MyTravel is starting to see a turnaround in its fortunes
The firm, which secured a life-saving £800m debt-for-equity swap last year, made a pre-tax loss of £114.1m ($208m) in the six months to 30 April.
MyTravel said the improvement was down to an upturn in bookings for the 2005 summer season.
This offset the financial impact of the tsunami and higher fuel costs.
MyTravel said the Indian Ocean tsunami on Boxing Day cost it a total of £11.7m in cancelled bookings and flights to get those affected back home.
It added that the high level of fuel prices cost it an extra £17.5m during the six month period.
For the summer 2005 season, the firm has seen bookings in northern Europe rise by 7%, and by 2% in North America.
MyTravel, which was previously known as Airtours, also announced it is disposing of its interests in two hotel groups.
It is selling Spanish hotel business Hotetur, in which it holds a 50% stake, to fellow Spanish firm Teinver for £19.3m.
MyTravel is also selling its 50% holding in Tenerife Sol, which owns three hotels in the Canary Islands for £19.2m.

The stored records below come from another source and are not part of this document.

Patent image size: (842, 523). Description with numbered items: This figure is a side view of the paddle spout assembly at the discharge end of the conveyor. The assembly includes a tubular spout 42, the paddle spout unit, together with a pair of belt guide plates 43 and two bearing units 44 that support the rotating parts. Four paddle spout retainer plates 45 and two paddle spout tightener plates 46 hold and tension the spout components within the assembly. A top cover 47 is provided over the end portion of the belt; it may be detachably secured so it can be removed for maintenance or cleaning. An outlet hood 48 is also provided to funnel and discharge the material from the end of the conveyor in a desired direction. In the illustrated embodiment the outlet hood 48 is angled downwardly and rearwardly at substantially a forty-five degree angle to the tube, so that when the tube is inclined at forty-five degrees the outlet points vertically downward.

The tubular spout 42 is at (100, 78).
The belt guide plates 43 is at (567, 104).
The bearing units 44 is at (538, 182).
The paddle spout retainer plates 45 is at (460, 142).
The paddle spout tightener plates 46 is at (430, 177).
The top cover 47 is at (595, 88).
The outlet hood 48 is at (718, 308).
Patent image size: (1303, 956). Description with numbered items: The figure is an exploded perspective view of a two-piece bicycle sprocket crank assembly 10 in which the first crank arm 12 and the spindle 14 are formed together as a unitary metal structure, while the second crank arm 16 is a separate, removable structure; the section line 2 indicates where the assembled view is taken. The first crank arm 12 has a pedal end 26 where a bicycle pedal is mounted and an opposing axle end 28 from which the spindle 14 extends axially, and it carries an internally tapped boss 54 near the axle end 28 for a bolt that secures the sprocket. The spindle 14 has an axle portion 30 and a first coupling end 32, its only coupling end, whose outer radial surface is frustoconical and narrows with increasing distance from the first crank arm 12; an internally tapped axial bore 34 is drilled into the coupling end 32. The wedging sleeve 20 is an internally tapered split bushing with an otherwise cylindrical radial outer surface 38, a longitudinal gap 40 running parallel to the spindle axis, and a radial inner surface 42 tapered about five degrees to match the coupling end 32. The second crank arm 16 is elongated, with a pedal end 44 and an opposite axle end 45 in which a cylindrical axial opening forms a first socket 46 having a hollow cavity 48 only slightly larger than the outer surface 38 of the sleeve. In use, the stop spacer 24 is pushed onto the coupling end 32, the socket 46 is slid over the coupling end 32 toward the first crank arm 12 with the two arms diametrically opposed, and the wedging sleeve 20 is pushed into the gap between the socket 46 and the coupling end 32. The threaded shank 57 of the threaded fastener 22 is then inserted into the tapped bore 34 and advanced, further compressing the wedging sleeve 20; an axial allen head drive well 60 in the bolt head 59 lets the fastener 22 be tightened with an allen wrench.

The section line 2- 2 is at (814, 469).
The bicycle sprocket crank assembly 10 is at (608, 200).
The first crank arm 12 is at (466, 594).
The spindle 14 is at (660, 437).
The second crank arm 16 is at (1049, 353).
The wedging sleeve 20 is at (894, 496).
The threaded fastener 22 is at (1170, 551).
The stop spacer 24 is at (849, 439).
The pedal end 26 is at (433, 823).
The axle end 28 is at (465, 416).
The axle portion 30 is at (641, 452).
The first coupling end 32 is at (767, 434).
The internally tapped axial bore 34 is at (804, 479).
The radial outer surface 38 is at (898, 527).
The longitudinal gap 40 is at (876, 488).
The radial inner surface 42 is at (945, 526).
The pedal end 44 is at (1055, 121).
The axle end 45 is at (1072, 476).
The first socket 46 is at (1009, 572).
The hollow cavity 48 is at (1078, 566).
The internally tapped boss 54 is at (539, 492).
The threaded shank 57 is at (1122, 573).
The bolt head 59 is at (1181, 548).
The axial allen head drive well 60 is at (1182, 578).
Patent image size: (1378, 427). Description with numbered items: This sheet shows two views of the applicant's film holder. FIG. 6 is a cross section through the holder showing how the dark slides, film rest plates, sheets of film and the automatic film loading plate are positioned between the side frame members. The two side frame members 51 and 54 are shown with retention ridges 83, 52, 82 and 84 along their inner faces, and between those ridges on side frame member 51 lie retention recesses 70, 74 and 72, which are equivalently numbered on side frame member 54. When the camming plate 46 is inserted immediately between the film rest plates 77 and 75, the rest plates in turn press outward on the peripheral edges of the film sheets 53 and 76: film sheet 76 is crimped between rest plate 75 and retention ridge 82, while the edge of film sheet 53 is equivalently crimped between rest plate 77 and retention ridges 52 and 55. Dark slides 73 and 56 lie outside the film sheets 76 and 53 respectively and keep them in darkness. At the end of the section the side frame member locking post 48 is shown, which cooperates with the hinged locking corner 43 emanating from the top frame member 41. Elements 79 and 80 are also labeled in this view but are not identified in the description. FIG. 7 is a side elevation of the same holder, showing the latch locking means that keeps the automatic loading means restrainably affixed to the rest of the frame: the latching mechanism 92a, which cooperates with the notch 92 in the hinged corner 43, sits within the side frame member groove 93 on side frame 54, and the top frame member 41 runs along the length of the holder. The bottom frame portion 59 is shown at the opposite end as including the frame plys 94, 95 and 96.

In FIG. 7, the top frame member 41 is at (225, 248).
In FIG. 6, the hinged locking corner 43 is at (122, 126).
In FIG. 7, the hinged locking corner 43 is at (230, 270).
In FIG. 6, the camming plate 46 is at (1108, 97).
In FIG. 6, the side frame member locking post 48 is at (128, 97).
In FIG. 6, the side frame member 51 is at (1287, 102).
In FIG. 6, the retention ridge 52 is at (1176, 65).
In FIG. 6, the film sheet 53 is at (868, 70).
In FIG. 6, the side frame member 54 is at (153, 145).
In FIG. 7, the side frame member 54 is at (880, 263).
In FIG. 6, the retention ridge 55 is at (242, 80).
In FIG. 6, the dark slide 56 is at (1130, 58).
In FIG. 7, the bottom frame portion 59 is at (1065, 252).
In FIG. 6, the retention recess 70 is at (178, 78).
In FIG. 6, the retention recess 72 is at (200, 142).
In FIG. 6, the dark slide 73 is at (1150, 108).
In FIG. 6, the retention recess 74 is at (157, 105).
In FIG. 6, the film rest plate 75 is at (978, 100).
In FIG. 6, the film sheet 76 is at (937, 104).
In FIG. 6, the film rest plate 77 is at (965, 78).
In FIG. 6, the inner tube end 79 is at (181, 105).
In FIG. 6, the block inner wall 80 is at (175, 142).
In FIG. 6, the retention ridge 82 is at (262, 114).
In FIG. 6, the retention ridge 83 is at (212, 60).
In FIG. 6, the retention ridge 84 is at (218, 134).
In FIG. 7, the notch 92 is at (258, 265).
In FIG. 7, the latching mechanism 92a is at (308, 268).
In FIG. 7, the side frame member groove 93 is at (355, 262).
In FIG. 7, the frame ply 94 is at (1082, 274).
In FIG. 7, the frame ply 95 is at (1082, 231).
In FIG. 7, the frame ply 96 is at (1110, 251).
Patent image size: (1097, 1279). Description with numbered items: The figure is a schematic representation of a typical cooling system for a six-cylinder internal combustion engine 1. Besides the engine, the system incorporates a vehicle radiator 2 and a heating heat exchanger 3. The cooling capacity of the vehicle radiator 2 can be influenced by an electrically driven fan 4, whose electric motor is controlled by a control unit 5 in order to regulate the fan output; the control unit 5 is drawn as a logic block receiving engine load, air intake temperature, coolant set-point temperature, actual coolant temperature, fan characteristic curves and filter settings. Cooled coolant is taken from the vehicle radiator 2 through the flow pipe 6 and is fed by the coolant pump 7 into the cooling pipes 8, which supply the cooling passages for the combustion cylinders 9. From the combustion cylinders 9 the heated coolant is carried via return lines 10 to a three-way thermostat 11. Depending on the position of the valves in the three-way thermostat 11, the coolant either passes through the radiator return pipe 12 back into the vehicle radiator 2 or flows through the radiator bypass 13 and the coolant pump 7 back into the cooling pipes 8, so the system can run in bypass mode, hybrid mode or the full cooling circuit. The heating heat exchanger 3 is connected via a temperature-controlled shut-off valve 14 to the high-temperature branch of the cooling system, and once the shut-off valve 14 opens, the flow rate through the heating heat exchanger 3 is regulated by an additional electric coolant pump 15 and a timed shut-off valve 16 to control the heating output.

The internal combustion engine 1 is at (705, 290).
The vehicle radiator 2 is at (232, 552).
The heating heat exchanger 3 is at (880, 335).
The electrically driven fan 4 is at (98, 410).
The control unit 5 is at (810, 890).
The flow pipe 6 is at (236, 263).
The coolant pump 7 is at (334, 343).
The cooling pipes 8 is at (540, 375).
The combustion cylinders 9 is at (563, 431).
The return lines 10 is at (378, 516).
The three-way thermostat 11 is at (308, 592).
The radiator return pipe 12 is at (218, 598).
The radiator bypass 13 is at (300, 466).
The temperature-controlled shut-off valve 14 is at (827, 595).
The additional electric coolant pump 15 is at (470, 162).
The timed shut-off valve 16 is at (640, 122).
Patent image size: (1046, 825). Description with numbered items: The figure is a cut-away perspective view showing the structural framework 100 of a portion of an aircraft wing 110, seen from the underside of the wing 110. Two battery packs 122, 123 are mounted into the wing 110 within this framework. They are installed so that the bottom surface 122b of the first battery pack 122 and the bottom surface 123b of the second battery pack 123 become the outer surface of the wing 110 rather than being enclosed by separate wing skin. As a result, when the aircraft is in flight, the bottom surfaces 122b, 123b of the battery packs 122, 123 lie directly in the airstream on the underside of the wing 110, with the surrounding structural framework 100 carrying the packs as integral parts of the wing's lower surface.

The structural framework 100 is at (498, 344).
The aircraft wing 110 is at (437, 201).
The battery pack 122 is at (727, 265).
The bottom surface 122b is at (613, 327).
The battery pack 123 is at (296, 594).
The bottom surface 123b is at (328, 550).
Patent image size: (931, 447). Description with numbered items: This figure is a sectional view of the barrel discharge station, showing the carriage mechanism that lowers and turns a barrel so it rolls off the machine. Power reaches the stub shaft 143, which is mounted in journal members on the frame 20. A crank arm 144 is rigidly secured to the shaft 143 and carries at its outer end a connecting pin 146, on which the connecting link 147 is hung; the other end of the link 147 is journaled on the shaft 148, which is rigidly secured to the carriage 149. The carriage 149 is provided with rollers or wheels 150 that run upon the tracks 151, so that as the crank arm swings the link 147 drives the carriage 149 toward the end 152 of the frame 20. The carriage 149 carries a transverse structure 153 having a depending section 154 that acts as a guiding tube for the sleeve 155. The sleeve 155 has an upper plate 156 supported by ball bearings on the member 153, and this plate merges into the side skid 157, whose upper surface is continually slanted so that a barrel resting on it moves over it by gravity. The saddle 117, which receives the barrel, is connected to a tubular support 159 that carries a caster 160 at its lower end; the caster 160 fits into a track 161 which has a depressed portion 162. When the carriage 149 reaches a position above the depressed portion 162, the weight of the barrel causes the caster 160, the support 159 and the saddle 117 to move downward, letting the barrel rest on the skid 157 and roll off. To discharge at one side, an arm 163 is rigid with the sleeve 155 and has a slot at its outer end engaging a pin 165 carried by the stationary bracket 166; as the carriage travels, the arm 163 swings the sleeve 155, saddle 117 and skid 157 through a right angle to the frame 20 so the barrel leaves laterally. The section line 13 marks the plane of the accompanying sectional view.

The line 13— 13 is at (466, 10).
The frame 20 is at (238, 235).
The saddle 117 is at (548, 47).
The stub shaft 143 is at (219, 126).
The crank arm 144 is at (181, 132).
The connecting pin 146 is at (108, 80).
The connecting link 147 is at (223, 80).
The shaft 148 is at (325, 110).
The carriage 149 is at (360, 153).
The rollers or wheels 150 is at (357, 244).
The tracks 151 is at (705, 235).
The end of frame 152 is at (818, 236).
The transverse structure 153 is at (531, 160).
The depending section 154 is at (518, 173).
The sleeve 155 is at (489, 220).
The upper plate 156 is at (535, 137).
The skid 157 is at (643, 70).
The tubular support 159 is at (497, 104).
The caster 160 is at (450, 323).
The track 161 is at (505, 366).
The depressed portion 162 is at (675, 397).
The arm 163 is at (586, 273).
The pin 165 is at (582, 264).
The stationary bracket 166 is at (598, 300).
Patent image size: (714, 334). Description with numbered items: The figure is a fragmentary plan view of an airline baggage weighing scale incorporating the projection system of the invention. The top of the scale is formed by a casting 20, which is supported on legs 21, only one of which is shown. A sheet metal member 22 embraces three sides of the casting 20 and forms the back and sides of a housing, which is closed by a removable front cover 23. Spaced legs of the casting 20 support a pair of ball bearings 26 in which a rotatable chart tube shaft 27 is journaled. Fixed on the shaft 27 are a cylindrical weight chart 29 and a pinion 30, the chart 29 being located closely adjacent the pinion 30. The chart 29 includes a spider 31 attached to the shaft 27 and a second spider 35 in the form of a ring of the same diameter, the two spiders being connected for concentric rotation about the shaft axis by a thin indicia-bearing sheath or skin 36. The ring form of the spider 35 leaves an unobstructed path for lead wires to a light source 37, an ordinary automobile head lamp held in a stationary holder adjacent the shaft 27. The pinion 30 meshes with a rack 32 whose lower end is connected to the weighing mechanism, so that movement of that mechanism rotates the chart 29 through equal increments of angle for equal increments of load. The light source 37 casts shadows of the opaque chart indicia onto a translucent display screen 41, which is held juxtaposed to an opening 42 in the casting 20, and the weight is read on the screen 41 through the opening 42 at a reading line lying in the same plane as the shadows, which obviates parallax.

"Overall, while we continue to push for improvements in our UK performance, MyTravel's recovery is on schedule," said MyTravel chief executive Peter McHugh.
"I am confident of our continued progress."
In addition to last year's debt-for-equity swap, MyTravel also reduced costs by cutting back excess capacity and making redundancies.
Its turnover for the six months to 30 April of this year was £1.1bn, down from £1.3bn for the same period in 2004.
MyTravel shares were up 3% in morning trading in London on Thursday.